Many efforts to cover non-jazz material as a concept don’t cut it. This instrumental tribute to Aretha Franklin is strong right from the opening bars and never lets up. Hammond B3 player Bruce Katz brings out the soulful side of tenor ace Joel Frahm like most of us have never heard him. This was their first project, but I doubt it will be their last.
They tackled nine tunes associated with the Queen of Soul, including the self-penned “Spirit in the Dark” and “Rock Steady.” There is strong support here from guitarist Chris Vitarello, bassists Marty Ballou and Jerry Jemmott, and drummers Lorne Entress and Ralph Rosen, as well as appearances on three tracks by Jay Collins on baritone saxophone and Kenny Rampton on trumpet.
Frahm and Katz passed over the best-known tunes “Respect,” “Chain of Fools,” Freeway of Love” and “(You Make Me Feel Like) A Natural Woman” in favor of other equally soulful gems. Favorites: “The House That Jack Built,” “Rock Steady” and “What a Friend We Have in Jesus,” which features Vitarello on slide guitar.
Ted Kooshian’s Standard Orbit Quartet, Underdog, and other Stories…, Summit Records
Don’t tell Ted Kooshian that jazz can’t have a sense of humor. He knows how to have good fun with his Standard Orbit Quartet. Seriously. Underdog, and other Stories… primarily consists of songs that are very familiar, just not in a jazz context. This is a second edition of the pianist’s project of recording jazz versions of cartoon, TV and movie theme music -with interesting and unusual rearrangements - featuring his spirited quartet.

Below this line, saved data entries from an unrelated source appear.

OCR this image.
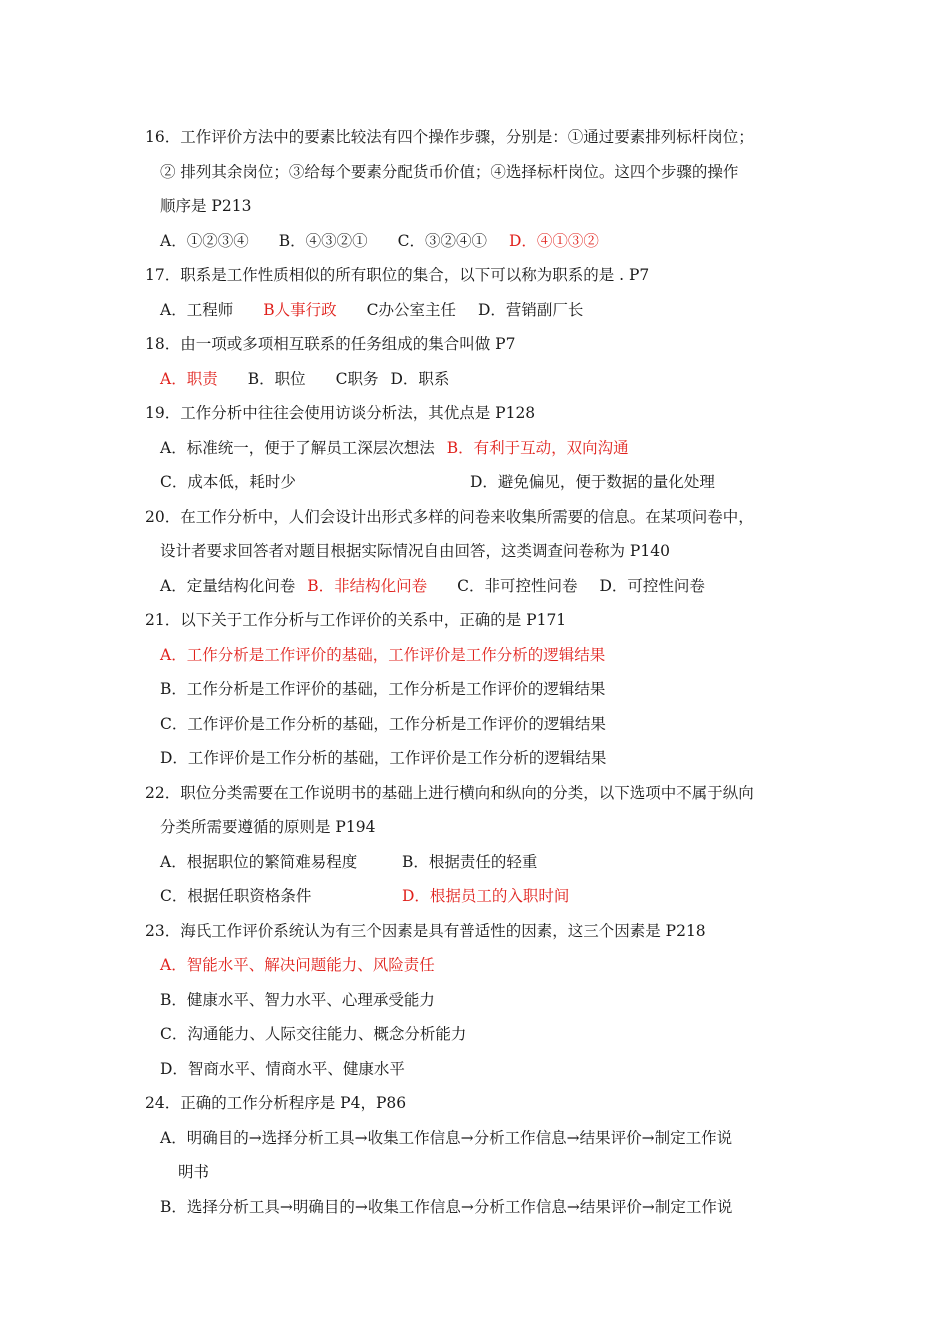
16．工作评价方法中的要素比较法有四个操作步骤，分别是：①通过要素排列标杆岗位；
② 排列其余岗位；③给每个要素分配货币价值；④选择标杆岗位。这四个步骤的操作
顺序是 P213
A．①②③④ B．④③②① C．③②④① D．④①③②
17．职系是工作性质相似的所有职位的集合，以下可以称为职系的是 . P7
A．工程师 B人事行政 C办公室主任 D．营销副厂长
18．由一项或多项相互联系的任务组成的集合叫做 P7
A．职责 B．职位 C职务 D．职系
19．工作分析中往往会使用访谈分析法，其优点是 P128
A．标准统一，便于了解员工深层次想法 B．有利于互动，双向沟通
C．成本低，耗时少	D．避免偏见，便于数据的量化处理
20．在工作分析中，人们会设计出形式多样的问卷来收集所需要的信息。在某项问卷中，
设计者要求回答者对题目根据实际情况自由回答，这类调查问卷称为 P140
A．定量结构化问卷 B．非结构化问卷 C．非可控性问卷 D．可控性问卷
21．以下关于工作分析与工作评价的关系中，正确的是 P171
A．工作分析是工作评价的基础，工作评价是工作分析的逻辑结果
B．工作分析是工作评价的基础，工作分析是工作评价的逻辑结果
C．工作评价是工作分析的基础，工作分析是工作评价的逻辑结果
D．工作评价是工作分析的基础，工作评价是工作分析的逻辑结果
22．职位分类需要在工作说明书的基础上进行横向和纵向的分类，以下选项中不属于纵向
分类所需要遵循的原则是 P194
A．根据职位的繁简难易程度	B．根据责任的轻重
C．根据任职资格条件	D．根据员工的入职时间
23．海氏工作评价系统认为有三个因素是具有普适性的因素，这三个因素是 P218
A．智能水平、解决问题能力、风险责任
B．健康水平、智力水平、心理承受能力
C．沟通能力、人际交往能力、概念分析能力
D．智商水平、情商水平、健康水平
24．正确的工作分析程序是 P4，P86
A．明确目的→选择分析工具→收集工作信息→分析工作信息→结果评价→制定工作说
明书
B．选择分析工具→明确目的→收集工作信息→分析工作信息→结果评价→制定工作说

A zany take on the “Sanford and Son” theme song (written by Quincy Jones) is here, complete with slide whistle added to saxophonist Jeff Lederer’s arsenal. Quite fittingly, cartoon music king Raymond Scott is represented, as are the themes from “Underdog,” “Popeye,” “Baretta,” “The Odd Couple,” “Breakfast at Tiffany’s” and a soulful, gospel take on “Wild Wild West.” The theme from the “Little Lulu” cartoon show is even embellished with drummer Warren Odze’s use of an inverted plastic bucket like those employed by so many street drummers. A fresh take on Duke Ellington’s “Purple Gazelle” is a great choice just for its name. Ellington described the exuberant tune, also recorded as "Angelica" in his small group session with John Coltrane, as a "ragtime cha-cha." Enjoy the creative levity here, and the wonderful playing.